In einem ersten Schritt sollen offenbar 30 Mitarbeiter in Schleswig-Holstein die Produktion aufnehmen, ein weiterer Personalaufbau wird dem Vernehmen nach vorgeplant, genauso wie der Aufbau von eigenen Entwicklungskapazitäten in einem nächsten Schritt. Insider gehen davon aus, dass das Werk in Flintbek nicht auf die Herstellung von Richtfunktechnik für TaWAN beschränkt ist, sondern auch für die Produktion von Funkgeräten der Typen BNET-V, BNET HH, BNET NANO und tragbare Varianten von BNET HCLOS geeignet sein dürfte.

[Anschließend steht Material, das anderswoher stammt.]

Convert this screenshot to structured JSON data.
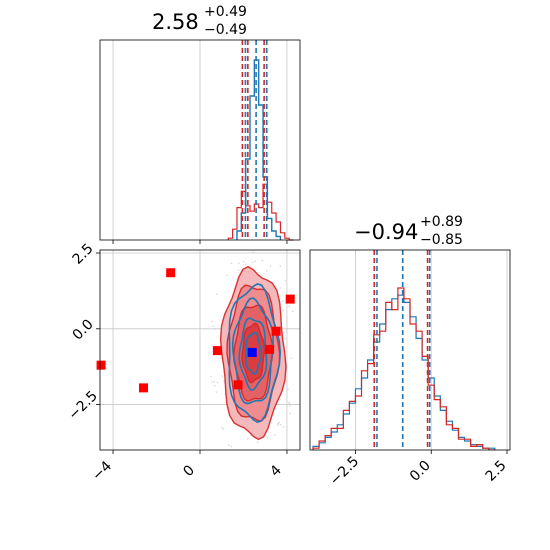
{
  "colors": {
    "blue": "#1f77b4",
    "red": "#d62728",
    "grid": "#c8c8c8",
    "marker_red": "#ff0000",
    "marker_blue": "#0000ff"
  },
  "titles": {
    "param1": {
      "value": "2.58",
      "plus": "+0.49",
      "minus": "−0.49"
    },
    "param2": {
      "value": "−0.94",
      "plus": "+0.89",
      "minus": "−0.85"
    }
  },
  "chart_data": [
    {
      "type": "histogram",
      "panel": "marginal-param1",
      "x_range": [
        -4.6,
        4.6
      ],
      "grid": true,
      "series": [
        {
          "color": "#1f77b4",
          "peak_hist": {
            "bins_x": [
              1.8,
              2.0,
              2.2,
              2.4,
              2.6,
              2.8,
              3.0,
              3.2,
              3.4,
              3.6
            ],
            "heights": [
              0.05,
              0.15,
              0.45,
              0.8,
              1.0,
              0.75,
              0.35,
              0.12,
              0.05,
              0.02
            ]
          },
          "quantile_lines": [
            2.09,
            2.58,
            3.07
          ]
        },
        {
          "color": "#d62728",
          "bins_x": [
            1.4,
            1.6,
            1.8,
            2.0,
            2.2,
            2.4,
            2.6,
            2.8,
            3.0,
            3.2,
            3.4,
            3.6,
            3.8,
            4.0,
            4.2
          ],
          "heights": [
            0.01,
            0.06,
            0.18,
            0.27,
            0.19,
            0.16,
            0.2,
            0.18,
            0.31,
            0.21,
            0.15,
            0.1,
            0.04,
            0.01,
            0.0
          ],
          "quantile_lines": [
            1.95,
            2.2,
            2.95
          ]
        }
      ]
    },
    {
      "type": "scatter",
      "panel": "joint",
      "x_ticks": [
        "−4",
        "0",
        "4"
      ],
      "x_tick_values": [
        -4,
        0,
        4
      ],
      "y_ticks": [
        "2.5",
        "0.0",
        "−2.5"
      ],
      "y_tick_values": [
        2.5,
        0.0,
        -2.5
      ],
      "x_range": [
        -4.6,
        4.6
      ],
      "y_range": [
        -4.0,
        2.6
      ],
      "grid": true,
      "red_points": [
        [
          -4.55,
          -1.2
        ],
        [
          -2.6,
          -1.95
        ],
        [
          -1.35,
          1.85
        ],
        [
          0.8,
          -0.72
        ],
        [
          1.75,
          -1.85
        ],
        [
          3.2,
          -0.68
        ],
        [
          3.5,
          -0.08
        ],
        [
          4.15,
          0.98
        ]
      ],
      "blue_point": [
        2.4,
        -0.78
      ],
      "contour_center": [
        2.45,
        -0.8
      ],
      "contour_radii_x": [
        1.45,
        1.15,
        0.85,
        0.5
      ],
      "contour_radii_y": [
        2.75,
        2.25,
        1.6,
        0.95
      ]
    },
    {
      "type": "histogram",
      "panel": "marginal-param2",
      "x_ticks": [
        "−2.5",
        "0.0",
        "2.5"
      ],
      "x_tick_values": [
        -2.5,
        0.0,
        2.5
      ],
      "x_range": [
        -4.0,
        2.6
      ],
      "grid": true,
      "series": [
        {
          "color": "#1f77b4",
          "bins_x": [
            -3.8,
            -3.6,
            -3.4,
            -3.2,
            -3.0,
            -2.8,
            -2.6,
            -2.4,
            -2.2,
            -2.0,
            -1.8,
            -1.6,
            -1.4,
            -1.2,
            -1.0,
            -0.8,
            -0.6,
            -0.4,
            -0.2,
            0.0,
            0.2,
            0.4,
            0.6,
            0.8,
            1.0,
            1.2,
            1.4,
            1.6,
            1.8,
            2.0
          ],
          "heights": [
            0.02,
            0.04,
            0.07,
            0.1,
            0.14,
            0.2,
            0.26,
            0.34,
            0.4,
            0.5,
            0.6,
            0.7,
            0.78,
            0.84,
            0.86,
            0.82,
            0.74,
            0.62,
            0.5,
            0.4,
            0.3,
            0.22,
            0.16,
            0.11,
            0.07,
            0.05,
            0.03,
            0.02,
            0.01,
            0.01
          ],
          "quantile_lines": [
            -1.79,
            -0.94,
            -0.05
          ]
        },
        {
          "color": "#d62728",
          "bins_x": [
            -3.8,
            -3.6,
            -3.4,
            -3.2,
            -3.0,
            -2.8,
            -2.6,
            -2.4,
            -2.2,
            -2.0,
            -1.8,
            -1.6,
            -1.4,
            -1.2,
            -1.0,
            -0.8,
            -0.6,
            -0.4,
            -0.2,
            0.0,
            0.2,
            0.4,
            0.6,
            0.8,
            1.0,
            1.2,
            1.4,
            1.6,
            1.8,
            2.0
          ],
          "heights": [
            0.01,
            0.05,
            0.08,
            0.12,
            0.12,
            0.22,
            0.27,
            0.3,
            0.44,
            0.48,
            0.64,
            0.66,
            0.82,
            0.78,
            0.9,
            0.84,
            0.7,
            0.66,
            0.52,
            0.36,
            0.28,
            0.24,
            0.14,
            0.12,
            0.06,
            0.06,
            0.02,
            0.03,
            0.01,
            0.0
          ],
          "quantile_lines": [
            -1.88,
            -0.94,
            -0.12
          ]
        }
      ]
    }
  ]
}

Andreas Dohrn, Director DND Digital, wird in der Pressemitteilung mit den Worten zitiert: „Mit der Beauftragung im Projekt TaWAN und dem Technologietransfer der BNET-Systeme nach Deutschland entsteht nicht nur ein industrieller Meilenstein für DND Digital – auch Deutschland, Europa und unsere NATO-Bündnispartner profitieren durch den Aufbau eigener Schlüsselkompetenzen im Bereich resilienter Kommunikation.“ BNET HCLOS sei der Auftakt, so Dohrn. Sein Unternehmen sei überzeugt, dass auch weitere nationale und internationale Nutzer die Leistungsfähigkeit der SDR-Technologie von DND erkennen und künftig in ihre Kommunikationsarchitekturen integrieren werden.
Das Projekt TaWAN steht unter großem zeitlichen Druck, da mithilfe der Richtfunktechnologie die Kommunikationsanbindung der deutschen Litauen-Brigade bis nach Deutschland sichergestellt werden soll. Im Falle der zeitgerechten Ablieferung und Umsetzung dürfte das Vorhaben womöglich als Blaupause für andere europäische Nationen dienen, die parallel zur Datenübertragung mittels Satelliten eine Rückfalloption aufbauen wollen, sollte die Übertragung über den Weltraum gestört werden.
Panzerabwehrminen als weiteres Wachstumsfeld
DND war in der Vergangenheit in erster Linie für schultergestützte Panzerabwehrwaffen wie die Panzerfaust 3 bekannt. Neben dem Aufbau der Digitalsparte stellt die Wiederaufnahme der Produktion von Panzerabwehrminen ein weiteres großes Wachstumsfeld für das Unternehmen dar. Vor dem Hintergrund des Angriffskrieges Russlands auf die Ukraine hat die Sperrung von Räumen für viele NATO-Streitkräfte, so auch die Bundeswehr, sprunghaft an Bedeutung gewonnen. Wie DND-CEO Michael Humbek vergangene Woche bei einem Parlamentarischen Abend seines Unternehmens in Berlin ausführte, war DND in den 80er-Jahren der größte Hersteller von Panzerabwehrminenwaffen. Er geht davon aus, dass das Unternehmen diese Position in Zukunft wieder einnehmen wird.
Im Rahmen der veränderten Bedrohungslage hat DND die seit den 80ern bei der Bundeswehr in Einsatz befindliche Wurfmine AT2 zur AT2+ weiterentwickelt und für den Ausstoß eine 10-Fuß-Plattform mit vier Werfern mit dem Namen Skorpion² konstruiert, die auf verschiedenen Fahrzeugen genutzt werden kann. Die AT2+ wurde ebenso wie Skorpion² im Juni vergangenen Jahres auf der Messe Eurosatory in Paris erstmals vorgestellt. Bei der AT2+ handelt es sich laut Hersteller um eine programmierbare, streuungsfähige Panzerabwehrmunition mit digitalisierter Steuerung und einem Multisensorsystem, welches unter der gesamten Breite eines Kampfpanzers wirkt.
Dem Vernehmen nach soll sich die AT2+ bereits in der Produktion befinden und noch im laufenden Jahr an einen Kunden geliefert werden. In der Vergangenheit waren mehrfach Berichte aufgetaucht, wonach die ukrainischen Streitkräfte die AT2 nutzen.
Die zweite Panzerabwehrmine, die von der Bundeswehr eingesetzt wird, ist die DM31. Zur Verlegung wurde erst vor wenigen Jahren das Minenlegesystem 85 reaktiviert. Insider gehen davon aus, dass die Bundeswehr großes Interessen sowohl an der Nachbeschaffung der Wurfmine als auch der Verlegemine hat. Allein der Bedarf der Bundeswehr, die nach Aussage von Kanzler Friedrich Merz zur stärksten konventionellen Armee Europas hochgerüstet werden soll, dürfte die Auftragsbücher von DND füllen. Wie Humbek bei der Veranstaltung sagte, hat sich der Umsatz von DND in den vergangenen Jahren stark erhöht. Er rechnet im laufenden Jahr mit Verkaufserlösen von mehr als 200 Millionen Euro bei rund 500 Mitarbeitern und Mitarbeiterinnen. Auf Sicht seien sogar 400 Millionen Euro denkbar.